Parece que nos anuncian que es hora de ir cerrando puertas tras nosotros que ya no se van a volver a abrir. Todo el mundo sugiere que hay que clausurar ciertas habitaciones de nuestra vida porque ya no van a poder ser habitadas de nuevo.
El conformismo es la materia prima de nuestro ocaso.
Siempre es momento de principio y de análisis. De ver todo el camino recorrido y de intuir cuánto sendero queda delante de nosotros.
Las celebraciones de la edad nos dan argumentos para justificar todo lo que hemos hecho y aprobar, con mejor o peor nota, las asignaturas de nuestra vida. Aquellas en las que nos hemos matriculado de una forma más o menos voluntaria. En algunas, superamos la prueba con una calificación excelente, mientras que en otros casos no pasamos del aprobado raspado.

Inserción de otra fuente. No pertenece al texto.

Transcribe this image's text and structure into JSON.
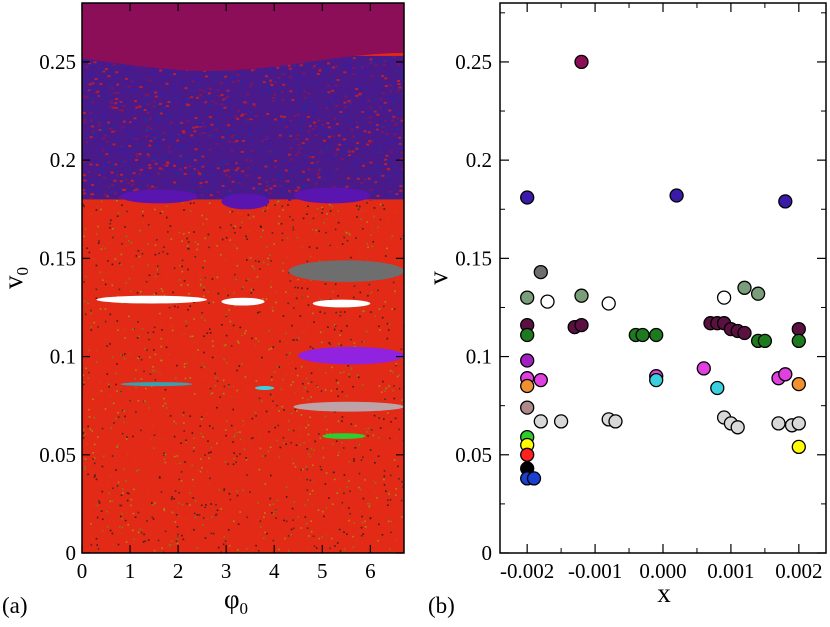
{
  "figure": {
    "panel_labels": [
      "(a)",
      "(b)"
    ]
  },
  "chart_data": [
    {
      "type": "heatmap",
      "panel": "(a)",
      "xlabel": "φ",
      "xlabel_sub": "0",
      "ylabel": "v",
      "ylabel_sub": "0",
      "xlim": [
        0,
        6.7
      ],
      "ylim": [
        0,
        0.28
      ],
      "xticks": [
        0,
        1,
        2,
        3,
        4,
        5,
        6
      ],
      "yticks": [
        0,
        0.05,
        0.1,
        0.15,
        0.2,
        0.25
      ],
      "ytick_labels": [
        "0",
        "0.05",
        "0.1",
        "0.15",
        "0.2",
        "0.25"
      ],
      "background_color": "#e32a16",
      "top_band": {
        "color": "#8d0e58",
        "from_v": 0.25
      },
      "chaotic_band": {
        "colors": [
          "#3a1aa8",
          "#7a1660",
          "#b81f33",
          "#2a2a9a"
        ],
        "from_v": 0.18,
        "to_v": 0.25
      },
      "noise_colors": [
        "#1a1a1a",
        "#6b8f1a",
        "#c44a12",
        "#2a2a2a",
        "#9aa318"
      ],
      "regions": [
        {
          "color": "#5a14b0",
          "phi": [
            0.8,
            2.4
          ],
          "v": [
            0.178,
            0.185
          ]
        },
        {
          "color": "#5a14b0",
          "phi": [
            2.9,
            3.9
          ],
          "v": [
            0.175,
            0.183
          ]
        },
        {
          "color": "#5a14b0",
          "phi": [
            4.4,
            6.0
          ],
          "v": [
            0.178,
            0.186
          ]
        },
        {
          "color": "#6e6e6e",
          "phi": [
            4.3,
            6.7
          ],
          "v": [
            0.138,
            0.149
          ]
        },
        {
          "color": "#ffffff",
          "phi": [
            0.3,
            2.6
          ],
          "v": [
            0.127,
            0.131
          ]
        },
        {
          "color": "#ffffff",
          "phi": [
            2.9,
            3.8
          ],
          "v": [
            0.126,
            0.13
          ]
        },
        {
          "color": "#ffffff",
          "phi": [
            4.8,
            6.0
          ],
          "v": [
            0.125,
            0.129
          ]
        },
        {
          "color": "#9022e0",
          "phi": [
            4.5,
            6.7
          ],
          "v": [
            0.096,
            0.105
          ]
        },
        {
          "color": "#3aa0b0",
          "phi": [
            0.8,
            2.3
          ],
          "v": [
            0.085,
            0.087
          ]
        },
        {
          "color": "#3ad0e0",
          "phi": [
            3.6,
            4.0
          ],
          "v": [
            0.083,
            0.085
          ]
        },
        {
          "color": "#bda2a8",
          "phi": [
            4.4,
            6.7
          ],
          "v": [
            0.072,
            0.077
          ]
        },
        {
          "color": "#2ecc2e",
          "phi": [
            5.0,
            5.9
          ],
          "v": [
            0.058,
            0.061
          ]
        }
      ]
    },
    {
      "type": "scatter",
      "panel": "(b)",
      "xlabel": "x",
      "ylabel": "v",
      "xlim": [
        -0.0024,
        0.0024
      ],
      "ylim": [
        0,
        0.28
      ],
      "xticks": [
        -0.002,
        -0.001,
        0.0,
        0.001,
        0.002
      ],
      "xtick_labels": [
        "-0.002",
        "-0.001",
        "0.000",
        "0.001",
        "0.002"
      ],
      "yticks": [
        0,
        0.05,
        0.1,
        0.15,
        0.2,
        0.25
      ],
      "ytick_labels": [
        "0",
        "0.05",
        "0.1",
        "0.15",
        "0.2",
        "0.25"
      ],
      "points": [
        {
          "x": -0.0012,
          "y": 0.25,
          "color": "#8d0e58"
        },
        {
          "x": -0.002,
          "y": 0.181,
          "color": "#3a1aa8"
        },
        {
          "x": 0.0002,
          "y": 0.182,
          "color": "#3a1aa8"
        },
        {
          "x": 0.0018,
          "y": 0.179,
          "color": "#3a1aa8"
        },
        {
          "x": -0.0018,
          "y": 0.143,
          "color": "#6e6e6e"
        },
        {
          "x": -0.002,
          "y": 0.13,
          "color": "#7a9e7a"
        },
        {
          "x": -0.0012,
          "y": 0.131,
          "color": "#7a9e7a"
        },
        {
          "x": 0.0012,
          "y": 0.135,
          "color": "#7a9e7a"
        },
        {
          "x": 0.0014,
          "y": 0.132,
          "color": "#7a9e7a"
        },
        {
          "x": -0.0017,
          "y": 0.128,
          "color": "#ffffff"
        },
        {
          "x": -0.0008,
          "y": 0.127,
          "color": "#ffffff"
        },
        {
          "x": 0.0009,
          "y": 0.13,
          "color": "#ffffff"
        },
        {
          "x": -0.002,
          "y": 0.116,
          "color": "#5a1040"
        },
        {
          "x": -0.0013,
          "y": 0.115,
          "color": "#5a1040"
        },
        {
          "x": -0.0012,
          "y": 0.116,
          "color": "#5a1040"
        },
        {
          "x": 0.0007,
          "y": 0.117,
          "color": "#5a1040"
        },
        {
          "x": 0.0008,
          "y": 0.117,
          "color": "#5a1040"
        },
        {
          "x": 0.0009,
          "y": 0.117,
          "color": "#5a1040"
        },
        {
          "x": 0.001,
          "y": 0.114,
          "color": "#5a1040"
        },
        {
          "x": 0.0011,
          "y": 0.113,
          "color": "#5a1040"
        },
        {
          "x": 0.0012,
          "y": 0.112,
          "color": "#5a1040"
        },
        {
          "x": 0.002,
          "y": 0.114,
          "color": "#5a1040"
        },
        {
          "x": -0.002,
          "y": 0.111,
          "color": "#1e7a1e"
        },
        {
          "x": -0.0004,
          "y": 0.111,
          "color": "#1e7a1e"
        },
        {
          "x": -0.0003,
          "y": 0.111,
          "color": "#1e7a1e"
        },
        {
          "x": -0.0001,
          "y": 0.111,
          "color": "#1e7a1e"
        },
        {
          "x": 0.0014,
          "y": 0.108,
          "color": "#1e7a1e"
        },
        {
          "x": 0.0015,
          "y": 0.108,
          "color": "#1e7a1e"
        },
        {
          "x": 0.002,
          "y": 0.108,
          "color": "#1e7a1e"
        },
        {
          "x": -0.002,
          "y": 0.098,
          "color": "#a020c0"
        },
        {
          "x": -0.002,
          "y": 0.089,
          "color": "#e040e0"
        },
        {
          "x": -0.0018,
          "y": 0.088,
          "color": "#e040e0"
        },
        {
          "x": -0.0001,
          "y": 0.09,
          "color": "#e040e0"
        },
        {
          "x": 0.0006,
          "y": 0.094,
          "color": "#e040e0"
        },
        {
          "x": 0.0017,
          "y": 0.089,
          "color": "#e040e0"
        },
        {
          "x": 0.0018,
          "y": 0.091,
          "color": "#e040e0"
        },
        {
          "x": -0.0001,
          "y": 0.088,
          "color": "#3ad0e0"
        },
        {
          "x": 0.0008,
          "y": 0.084,
          "color": "#3ad0e0"
        },
        {
          "x": -0.002,
          "y": 0.085,
          "color": "#f09030"
        },
        {
          "x": 0.002,
          "y": 0.086,
          "color": "#f09030"
        },
        {
          "x": -0.002,
          "y": 0.074,
          "color": "#b08a8a"
        },
        {
          "x": -0.0018,
          "y": 0.067,
          "color": "#d8d8d8"
        },
        {
          "x": -0.0015,
          "y": 0.067,
          "color": "#d8d8d8"
        },
        {
          "x": -0.0008,
          "y": 0.068,
          "color": "#d8d8d8"
        },
        {
          "x": -0.0007,
          "y": 0.067,
          "color": "#d8d8d8"
        },
        {
          "x": 0.0009,
          "y": 0.069,
          "color": "#d8d8d8"
        },
        {
          "x": 0.001,
          "y": 0.066,
          "color": "#d8d8d8"
        },
        {
          "x": 0.0011,
          "y": 0.064,
          "color": "#d8d8d8"
        },
        {
          "x": 0.0017,
          "y": 0.066,
          "color": "#d8d8d8"
        },
        {
          "x": 0.0019,
          "y": 0.065,
          "color": "#d8d8d8"
        },
        {
          "x": 0.002,
          "y": 0.066,
          "color": "#d8d8d8"
        },
        {
          "x": -0.002,
          "y": 0.059,
          "color": "#2ecc2e"
        },
        {
          "x": -0.002,
          "y": 0.055,
          "color": "#ffff00"
        },
        {
          "x": 0.002,
          "y": 0.054,
          "color": "#ffff00"
        },
        {
          "x": -0.002,
          "y": 0.05,
          "color": "#ff2020"
        },
        {
          "x": -0.002,
          "y": 0.043,
          "color": "#000000"
        },
        {
          "x": -0.002,
          "y": 0.038,
          "color": "#1a40d0"
        },
        {
          "x": -0.0019,
          "y": 0.038,
          "color": "#1a40d0"
        }
      ]
    }
  ]
}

Oímos constantemente que una gran parte de la actividad del ser humano va ligada a sus capacidades físicas. Y así, tendríamos por lógica que encontrar la plenitud de la vida en la juventud. No siempre se produce esa unión. Hay veces que nos sorprendemos de manera espectacular contemplando a “gente de edad” realizando actividades que no les “son propias”.
Es cierto, y sería estúpido si lo negase, que la edad es un pasaporte que te posibilita el viaje, pero no es el requisito que nos permite cruzar fronteras. Los límites los establecemos nosotros, incluso deliberadamente.
Siempre he sido inconformista con el pensamiento único y dirigido. En la discusión de las ideas reside la riqueza de este. La edad comporta una serie de cambios que provienen de la experiencia. No es que se esté de vuelta de todo (en algunos ámbitos, rotundamente sí) pero la perspectiva es distinta.
La experiencia combinada con la curiosidad es la receta mágica para no envejecer jamás. Y no hablo de envejecimiento físico, que es irremediable, si no mental. Lo peor que le puede pasar a un ser humano es que su cabeza decida hacerse vieja. Y nosotros contribuimos en muchas ocasiones a que esto ocurra. Vamos al gimnasio para mantener nuestro cuerpo tonificado, pero dejamos nuestra cabeza abandonada en las taquillas de los vestuarios.
Me niego en rotundo a equiparar edad con momentos de desidia mental. El tiempo reside por igual en nuestra piel y en nuestras neuronas. A la primera, la hidratamos y la cuidamos; a las segundas, les atamos velas de cumpleaños que no les dejan respirar.
Todos los días deben ser el inicio de algo grande. O minúsculo. Trascendente o liviano. Debemos crear todos los días, independientemente de la fecha que esté marcada en el calendario. Hemos de poner nuestra cabeza a trabajar intensamente en ideas que quizás nunca se nos hubieran ocurrido o en proyectos y empresas que provoquen la sonrisa al que nos oiga contarlas.
El inicio de todo reside en nosotros, con más o menos canas. Somos la mecha que incendia un fuego que nunca debe apagarse. Todo está por crear. Día a día. Mes a mes. Año a año. Una fecha en un formulario no debe ser excusa para ponernos en marcha.
“¿Y si me canso?”, me han preguntado en ocasiones. La respuesta es sencilla. Te sientas, tomas aire y miras entorno a ti. ¿La vida se va a parar a tu alrededor? Si esto no va a ocurrir, ¿crees que debes detenerte?
La edad es la mejor excusa para echar a andar, para pensar, para creer en los otros, para inventar lo inimaginable, para reír y disfrutar, para reflexionar y para transmitir.
Por lo tanto, no me voy a parar y escribiré todo aquello que siempre aplacé. Escucharé toda esa música que espera en alguna estantería. Leeré todos los libros que no encuentran hueco para instalarse en mis manos. Pasearé por aquellos senderos que siempre evité buscando el camino llano y sin dificultades. Conversaré con todos aquellos que el reloj me obliga a posponer una charla relajada.
Realmente no voy a hacer nada distinto de lo que hago todas las horas de mi día. ¿Por qué debería hacerlo? No nos aferremos a falsas excusas que dominan nuestra vida. Es la comodidad de negar la evidencia. No avanzamos porque no queremos. Es momento de reclamar vivir sin pensar en limitaciones, ni siquiera las que nos inventamos por necesidad.
Cada día tengo más edad, es una realidad, pero todos los días pienso que son el inicio de todo.